Why Is There A Big Difference Between Loan Interest And Deposit Rates?

Surely you have already experienced a low interest rate on your bank savings, but if you take out a loan you can do it at a much higher interest rate. Many people find this to be unfair, and in most people the question arises as to why there is a big difference between loan interest rates and deposit rates.

In order to answer this question, we need to be aware of the operation of banks and the role of interest rates.

 

Where will the bank get the money?

Banks have money from us to place our savings on bank customers. Without our savings, banks would not be able to operate, they would use that money for their activities. Though they can make money with credit placement and benefit from it, they can only make a loan in a regulated manner, depending on the size of the deposits. So banks are in any case in need of deposits.

The bank pays interest to us in exchange for placing our money with them. With this, they are paying for the money they are holding, and they are encouraging the placement of deposits. The higher the interest rates, the more willing we are to give our money, the more we get it, and it’s better than keeping our money in the shoe box at home. Banks are therefore encouraging higher interest rates with higher interest rates.

 

The external interest environment

We can see that interest rates are changing. Today, both deposit and loan rates are lower than a few years ago. The external interest environment has a role to play in how much the bank gives interest on our deposits (and how much it asks for loans). The key interest rate is determined by the National Bank of Hungary (this is the central bank interest rate), which is an important economic policy tool in the hands of the central bank and has a significant impact on the market. Also worth mentioning is the interbank borrowing rate called BUBOR , which is used as a reference for defining individual bank offers. The extent of these has an impact on banks’ deposit and lending interest rates, as these interest rates determine how much the market can borrow. Commercial deposit rates are lower, while lending rates are higher.

 

Operating costs of the bank

Where will the bank get the money?

There are a lot of costs involved in running a bank. To mention only the top ones: a branch network has to be maintained, employees have to be employed in branches and in the center, IT systems need to be maintained, reserves need to be formed, and to comply with extremely strict financial operating rules. In the case of the bank, alternative costs should be taken into account: as with all market participants in the economy, the bank will always look for the best investment.

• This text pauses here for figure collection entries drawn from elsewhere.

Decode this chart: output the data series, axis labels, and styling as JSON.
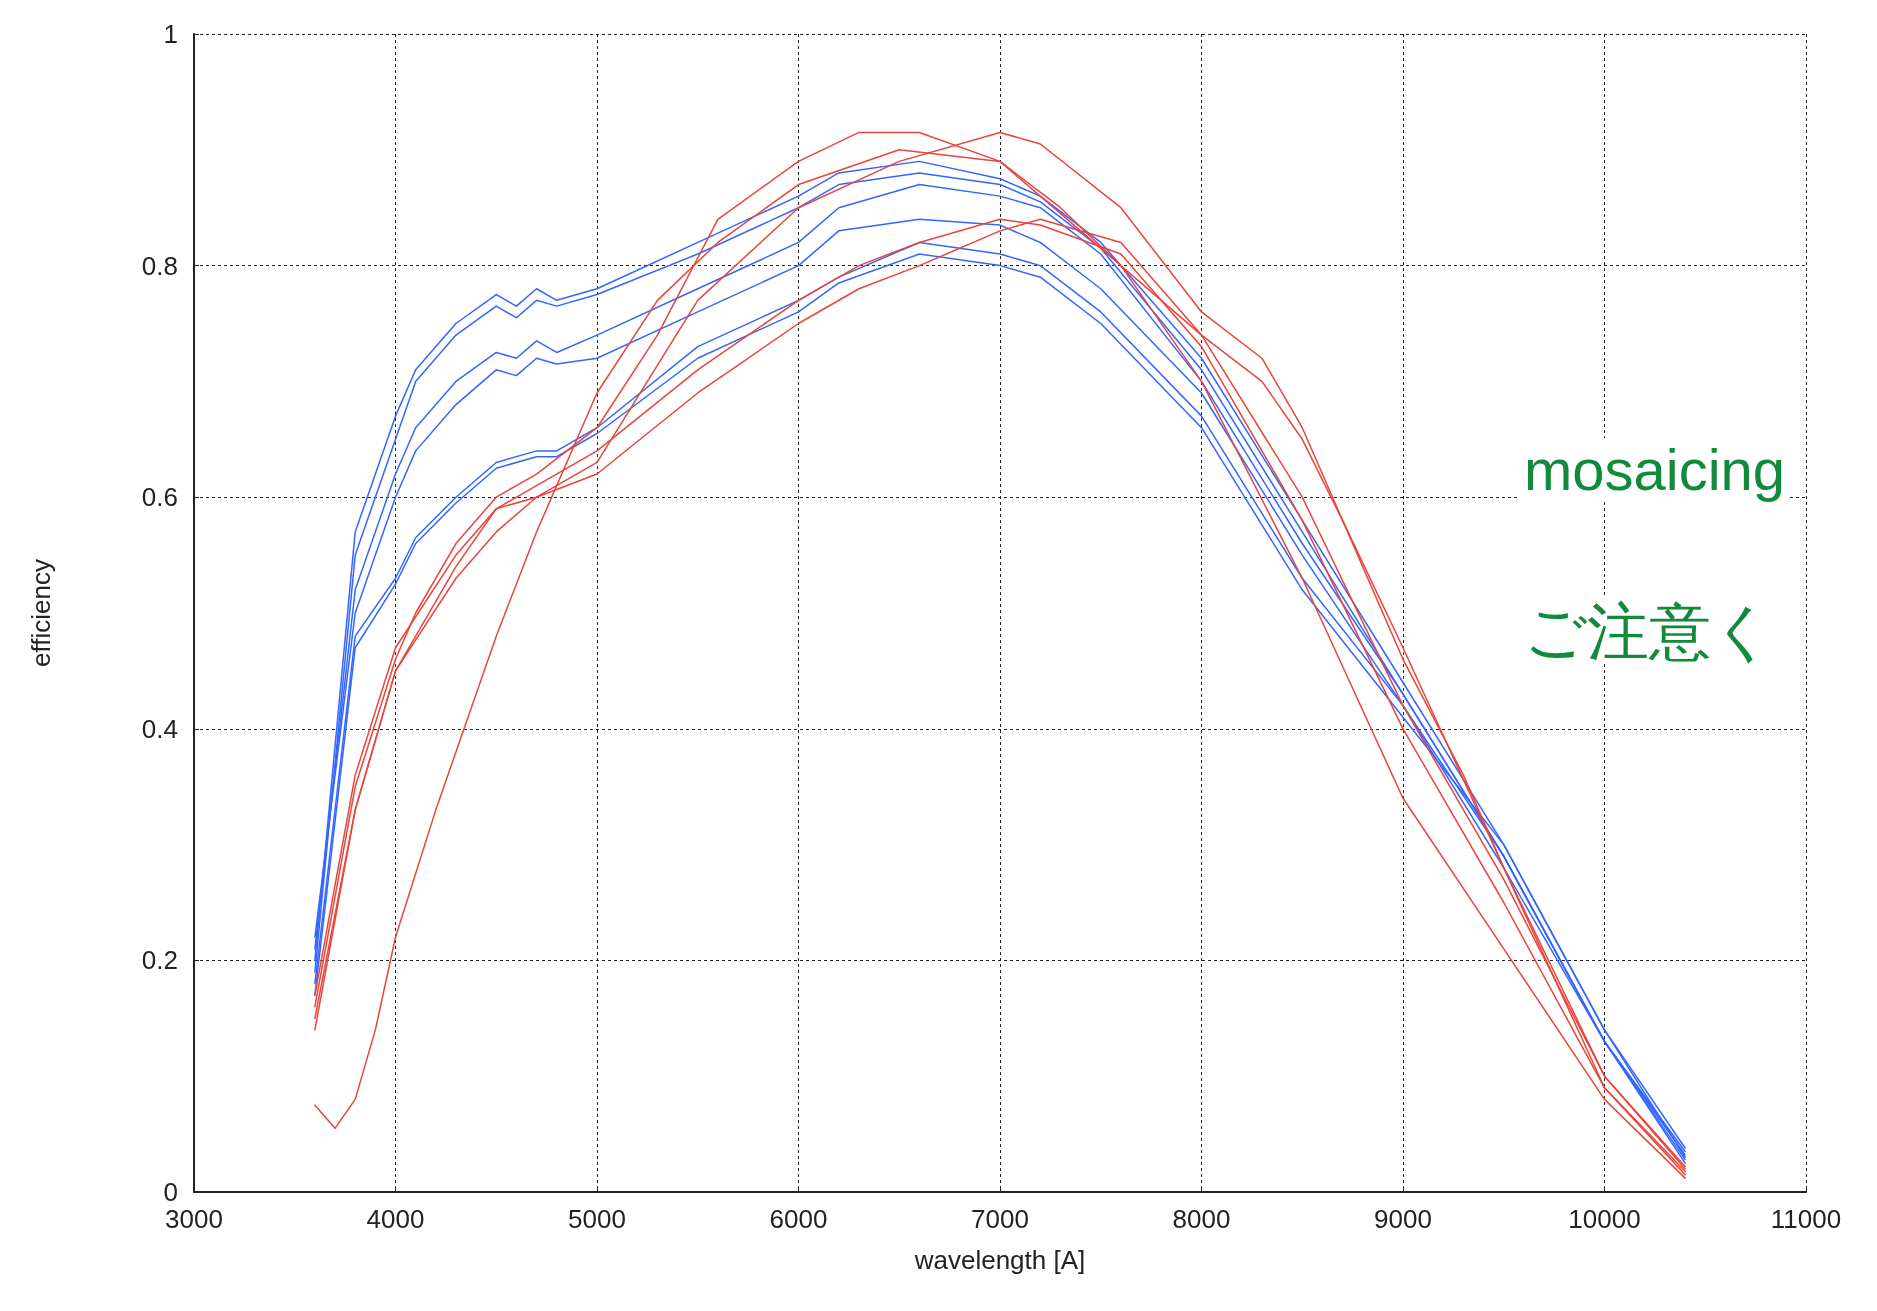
{
  "chart_data": {
    "type": "line",
    "xlabel": "wavelength [A]",
    "ylabel": "efficiency",
    "xlim": [
      3000,
      11000
    ],
    "xticks": [
      3000,
      4000,
      5000,
      6000,
      7000,
      8000,
      9000,
      10000,
      11000
    ],
    "ylim": [
      0,
      1
    ],
    "yticks": [
      0,
      0.2,
      0.4,
      0.6,
      0.8,
      1
    ],
    "grid": true,
    "marker": "none",
    "line_style": "solid",
    "annotations": [
      "mosaicing",
      "ご注意く"
    ],
    "series": [
      {
        "color": "#3366ff",
        "x": [
          3600,
          3800,
          4000,
          4100,
          4300,
          4500,
          4600,
          4700,
          4800,
          5000,
          5500,
          6000,
          6200,
          6600,
          7000,
          7200,
          7500,
          8000,
          8500,
          9000,
          9500,
          10000,
          10400
        ],
        "values": [
          0.2,
          0.57,
          0.67,
          0.71,
          0.75,
          0.775,
          0.765,
          0.78,
          0.77,
          0.78,
          0.82,
          0.86,
          0.88,
          0.89,
          0.875,
          0.86,
          0.82,
          0.72,
          0.58,
          0.44,
          0.3,
          0.14,
          0.03
        ]
      },
      {
        "color": "#3366ff",
        "x": [
          3600,
          3800,
          4000,
          4100,
          4300,
          4500,
          4600,
          4700,
          4800,
          5000,
          5500,
          6000,
          6200,
          6600,
          7000,
          7200,
          7500,
          8000,
          8500,
          9000,
          9500,
          10000,
          10400
        ],
        "values": [
          0.19,
          0.55,
          0.65,
          0.7,
          0.74,
          0.765,
          0.755,
          0.77,
          0.765,
          0.775,
          0.81,
          0.85,
          0.87,
          0.88,
          0.87,
          0.855,
          0.815,
          0.71,
          0.57,
          0.43,
          0.29,
          0.13,
          0.035
        ]
      },
      {
        "color": "#3366ff",
        "x": [
          3600,
          3800,
          4000,
          4100,
          4300,
          4500,
          4600,
          4700,
          4800,
          5000,
          5500,
          6000,
          6200,
          6600,
          7000,
          7200,
          7500,
          8000,
          8500,
          9000,
          9500,
          10000,
          10400
        ],
        "values": [
          0.21,
          0.52,
          0.62,
          0.66,
          0.7,
          0.725,
          0.72,
          0.735,
          0.725,
          0.74,
          0.78,
          0.82,
          0.85,
          0.87,
          0.86,
          0.85,
          0.81,
          0.7,
          0.56,
          0.43,
          0.29,
          0.13,
          0.028
        ]
      },
      {
        "color": "#3366ff",
        "x": [
          3600,
          3800,
          4000,
          4100,
          4300,
          4500,
          4600,
          4700,
          4800,
          5000,
          5500,
          6000,
          6200,
          6600,
          7000,
          7200,
          7500,
          8000,
          8500,
          9000,
          9500,
          10000,
          10400
        ],
        "values": [
          0.22,
          0.5,
          0.6,
          0.64,
          0.68,
          0.71,
          0.705,
          0.72,
          0.715,
          0.72,
          0.76,
          0.8,
          0.83,
          0.84,
          0.835,
          0.82,
          0.78,
          0.69,
          0.55,
          0.42,
          0.28,
          0.13,
          0.032
        ]
      },
      {
        "color": "#3366ff",
        "x": [
          3600,
          3800,
          4000,
          4100,
          4300,
          4500,
          4700,
          4800,
          5000,
          5500,
          6000,
          6200,
          6600,
          7000,
          7200,
          7500,
          8000,
          8500,
          9000,
          9500,
          10000,
          10400
        ],
        "values": [
          0.18,
          0.48,
          0.53,
          0.565,
          0.6,
          0.63,
          0.64,
          0.64,
          0.66,
          0.73,
          0.77,
          0.79,
          0.82,
          0.81,
          0.8,
          0.76,
          0.67,
          0.53,
          0.42,
          0.29,
          0.13,
          0.025
        ]
      },
      {
        "color": "#3366ff",
        "x": [
          3600,
          3800,
          4000,
          4100,
          4300,
          4500,
          4700,
          4800,
          5000,
          5500,
          6000,
          6200,
          6600,
          7000,
          7200,
          7500,
          8000,
          8500,
          9000,
          9500,
          10000,
          10400
        ],
        "values": [
          0.17,
          0.47,
          0.525,
          0.56,
          0.595,
          0.625,
          0.635,
          0.635,
          0.655,
          0.72,
          0.76,
          0.785,
          0.81,
          0.8,
          0.79,
          0.75,
          0.66,
          0.52,
          0.41,
          0.3,
          0.14,
          0.038
        ]
      },
      {
        "color": "#e8453c",
        "x": [
          3600,
          3800,
          4000,
          4100,
          4300,
          4500,
          4700,
          5000,
          5300,
          5600,
          6000,
          6300,
          6600,
          7000,
          7300,
          7600,
          8000,
          8300,
          8500,
          8700,
          9000,
          9300,
          9500,
          10000,
          10400
        ],
        "values": [
          0.16,
          0.35,
          0.46,
          0.5,
          0.56,
          0.6,
          0.62,
          0.66,
          0.74,
          0.84,
          0.89,
          0.915,
          0.915,
          0.89,
          0.85,
          0.8,
          0.74,
          0.7,
          0.65,
          0.58,
          0.46,
          0.36,
          0.28,
          0.1,
          0.02
        ]
      },
      {
        "color": "#e8453c",
        "x": [
          3600,
          3800,
          4000,
          4300,
          4500,
          4700,
          5000,
          5500,
          6000,
          6500,
          7000,
          7200,
          7600,
          8000,
          8300,
          8500,
          8700,
          9000,
          9500,
          10000,
          10400
        ],
        "values": [
          0.15,
          0.33,
          0.45,
          0.54,
          0.59,
          0.6,
          0.63,
          0.77,
          0.85,
          0.89,
          0.915,
          0.905,
          0.85,
          0.76,
          0.72,
          0.66,
          0.58,
          0.47,
          0.28,
          0.09,
          0.018
        ]
      },
      {
        "color": "#e8453c",
        "x": [
          3600,
          3800,
          4000,
          4300,
          4500,
          4700,
          5000,
          5500,
          6000,
          6300,
          6600,
          7000,
          7200,
          7600,
          8000,
          8500,
          9000,
          9500,
          10000,
          10400
        ],
        "values": [
          0.14,
          0.33,
          0.45,
          0.53,
          0.57,
          0.6,
          0.62,
          0.69,
          0.75,
          0.78,
          0.8,
          0.83,
          0.84,
          0.82,
          0.74,
          0.6,
          0.42,
          0.27,
          0.1,
          0.022
        ]
      },
      {
        "color": "#e8453c",
        "x": [
          3600,
          3800,
          4000,
          4300,
          4500,
          4700,
          5000,
          5500,
          6000,
          6300,
          6600,
          7000,
          7200,
          7600,
          8000,
          8500,
          9000,
          9500,
          10000,
          10400
        ],
        "values": [
          0.17,
          0.36,
          0.47,
          0.55,
          0.59,
          0.61,
          0.64,
          0.71,
          0.77,
          0.8,
          0.82,
          0.84,
          0.835,
          0.81,
          0.73,
          0.58,
          0.4,
          0.25,
          0.09,
          0.015
        ]
      },
      {
        "color": "#e8453c",
        "x": [
          3600,
          3700,
          3800,
          3900,
          4000,
          4200,
          4500,
          4700,
          5000,
          5300,
          5600,
          6000,
          6500,
          7000,
          7200,
          7600,
          8000,
          8500,
          9000,
          9500,
          10000,
          10400
        ],
        "values": [
          0.075,
          0.055,
          0.08,
          0.14,
          0.22,
          0.33,
          0.48,
          0.57,
          0.69,
          0.77,
          0.82,
          0.87,
          0.9,
          0.89,
          0.86,
          0.8,
          0.7,
          0.53,
          0.34,
          0.21,
          0.08,
          0.012
        ]
      }
    ]
  }
}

The bank can collect the necessary costs for its operation from its customers by providing the services it provides. This can be the case, for example, in account management fees or transaction fees, but can also enforce these costs through interest. Undoubtedly, this is a much more hidden price than when we pay for the purchased products in the store, but ultimately we have to pay the loan for the loan we have purchased.

 

The risks

The bank is responsible for paying the depositors’ money. In today’s modern banking systems, none of the banks works by physically preserving the deposited money, but using it, for example, for lending. As a result, there is much less money at the bank than the total of deposits. (This will never cause a problem with normal operation, but it can also cause a baseless bank panic to be a real problem if customers are storming the bank and wanting to get their money.) The bank will ultimately risk depositors’ money while responsibility is his.

So the bank is rightly expecting a return beyond its operating cost in exchange for its risk. As we are for higher yields, we are only willing to put our money in riskier investment instruments, the bank is with it. There are always bad debtors among debtors who are unable to repay the loan , or with a solution that means unforeseeable conditions for the bank, extra costs. Notwithstanding the guarantee elements (such as KHR or proof of income), it is not possible to predict with certainty who is a trustworthy and who is not a trustworthy debtor, and that anyone can unexpectedly find themselves in a bad financial situation.

 

Explanation of different deposit and loan rates

Explanation of different deposit and loan rates

Thus, the difference between the loan interest rate and the deposit interest rate is composed of the “price” due to the bank’s operating costs and the priced risk. This is also explained by the fact that there is a difference between different deposit rates and loan rates. In the case of deposit interest rates, the interest payment of a fixed-term deposit at the end of the term will be much higher than the interest on the money held on the current account – because the deposit is a more predictable, stable construction for the bank and therefore encourages it. In the case of loans, the bank asks for a much higher interest rate surcharge for a risky personal loan than for a mortgage loan where it is covered behind the loan.